A ballet dancer can also add heroics to his repertoire, having saved a homeless man who was pushed onto New York subway tracks.

Thirty-one-year-old Gray Davis, a dancer with the American Ballet Theatre, says no one was acting to help the man who had fallen onto the tracks on Saturday night.

Davis tells The New York Times that he jumped onto the tracks and lifted the unconscious man onto the platform, before swinging himself up using his ballet training.

“At first I waited for somebody else to jump down there,” he said.

“People were screaming to get help. But nobody jumped down. So I jumped down.”

New York Police Department officials arrested a 23-year-old woman in connection with the assault.

5. The bodies of a mum and her seven-year-old son have been found in a suspected murder-suicide.

The bodies of a 42-year-old woman and her seven-year-old son have been found at a home on South Australia’s Yorke Peninsula.

Police were on Monday morning called to the property at Tiddy Widdy Beach, near Ardrossan, to check on the welfare of the occupants.

Mick Sutton reportedly discovered the bodies of his wife and his “happy-go-lucky” stepson when he arrived around 8am to take the boy to school, according to The Advertiser.

The tragedy has sent shockwaves through the small town, which has a population of just 200 people.

Local resident Rod Saler said Mick was “devastated” by what had happened.

“He couldn’t believe it,” Rod said, adding that seven-year-old Jacob was “a very happy, very active little fella”.

Police say no one else is being sought in relation to the incident, and a report is being prepared for the state coroner.

If you or someone you know needs help you can call Lifeline on 131 114 or Beyondblue 1300 224 636.

6. Air travel across the Gulf region faces major disruption as Arab nations ‘cut ties’ with Qatar.

Air travel across the Gulf region and beyond faces major disruption following the move by a group of Arab nations to sever ties with Qatar, accusing the tiny oil rich state of supporting terrorism.

Saudi Arabia on Monday banned Qatari airlines from its airspace, while Abu Dhabi’s state-owned Etihad Airways and Dubai’s Emirates Airline said they would suspend all flights to and from Doha from Tuesday morning until further notice, AAP reports.

Qatar is home to global airline Qatar Airways and many airports in the Gulf region are major hubs for international connecting flights. Qatar’s main Hamad International Airport, for example, served around 9.8 million passengers in January-March, according to its website.

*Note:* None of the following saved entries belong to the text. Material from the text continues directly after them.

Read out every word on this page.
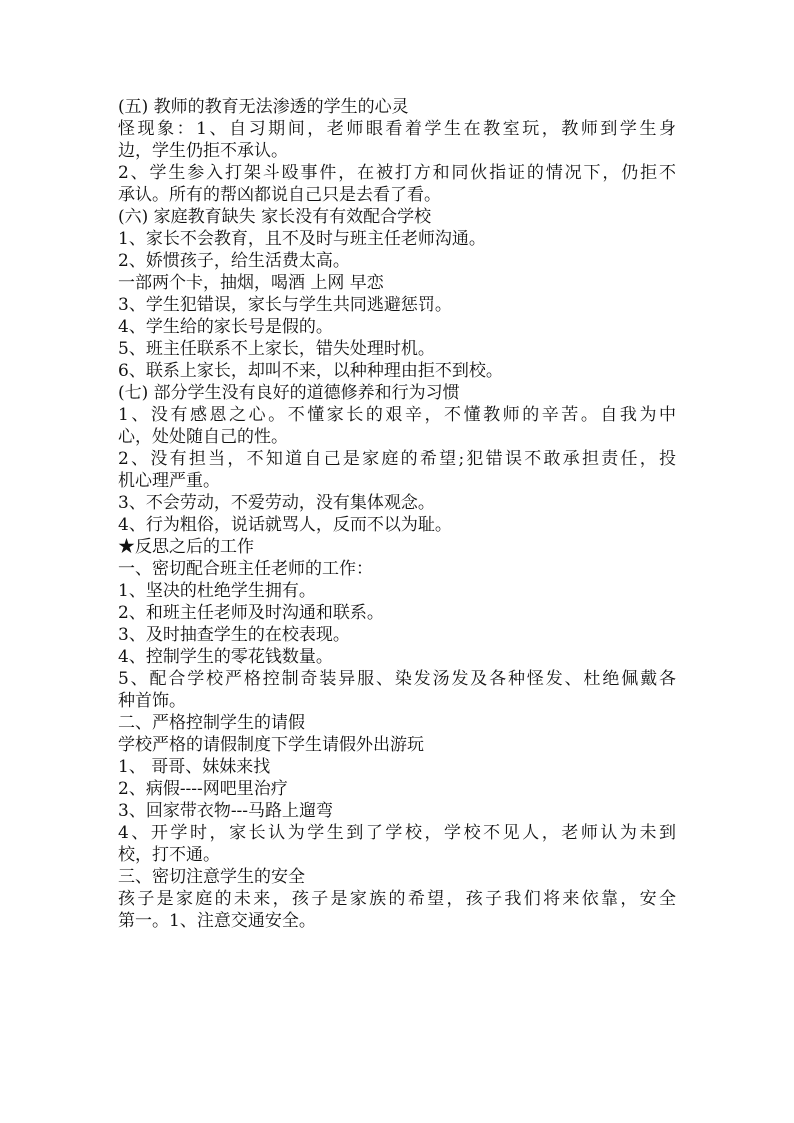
(五) 教师的教育无法渗透的学生的心灵
怪现象：1、自习期间，老师眼看着学生在教室玩，教师到学生身
边，学生仍拒不承认。
2、学生参入打架斗殴事件，在被打方和同伙指证的情况下，仍拒不
承认。所有的帮凶都说自己只是去看了看。
(六) 家庭教育缺失 家长没有有效配合学校
1、家长不会教育，且不及时与班主任老师沟通。
2、娇惯孩子，给生活费太高。
一部两个卡，抽烟，喝酒 上网 早恋
3、学生犯错误，家长与学生共同逃避惩罚。
4、学生给的家长号是假的。
5、班主任联系不上家长，错失处理时机。
6、联系上家长，却叫不来，以种种理由拒不到校。
(七) 部分学生没有良好的道德修养和行为习惯
1、没有感恩之心。不懂家长的艰辛，不懂教师的辛苦。自我为中
心，处处随自己的性。
2、没有担当，不知道自己是家庭的希望;犯错误不敢承担责任，投
机心理严重。
3、不会劳动，不爱劳动，没有集体观念。
4、行为粗俗，说话就骂人，反而不以为耻。
★反思之后的工作
一、密切配合班主任老师的工作：
1、坚决的杜绝学生拥有。
2、和班主任老师及时沟通和联系。
3、及时抽查学生的在校表现。
4、控制学生的零花钱数量。
5、配合学校严格控制奇装异服、染发汤发及各种怪发、杜绝佩戴各
种首饰。
二、严格控制学生的请假
学校严格的请假制度下学生请假外出游玩
1、 哥哥、妹妹来找
2、病假----网吧里治疗
3、回家带衣物---马路上遛弯
4、开学时，家长认为学生到了学校，学校不见人，老师认为未到
校，打不通。
三、密切注意学生的安全
孩子是家庭的未来，孩子是家族的希望，孩子我们将来依靠，安全
第一。1、注意交通安全。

“There is a wider impact than Qatar Airways not being able to land in markets like Saudi and UAE since those markets are significant sources for transfer traffic,” said Will Horton, a senior analyst at CAPA Centre for Aviation in Melbourne.

The harshest restrictions came from Saudi Arabia’s General Authority of Civil Aviation (GACA), which banned all Qatari planes from landing at the kingdom’s airports and stopped them from crossing Saudi airspace. It also banned Saudi commercial and private air operators from serving Qatar.

Bahrain’s civil aviation authority, meanwhile, announced flights to and from Qatar had been suspended, according to state news agency BNA.

Among airlines, flydubai and Bahrain’s Gulf Air joined Etihad and Emirates in saying they would suspend all flights to and from Doha. Qatar Airways said on its official website it had suspended all flights to Saudi Arabia.

Saj Ahmed, the UK-based chief analyst at StrategicAero Research, warned of disruptions in the Gulf Co-operation Council (GCC) states of Bahrain, Kuwait, Oman, Qatar, Saudi Arabia and the UAE, as well as further afield.

“Airspace will be impacted by flights being re-routed, especially for Qatar Airways who will no longer be allowed to use the expansive airspace of Saudi Arabia on flights to Europe and North America,” he said.

The row between Gulf states is a fresh challenge for the region’s airlines at a time when US President Donald Trump is trying to restrict the travel of passengers to the US from some Muslim-majority countries.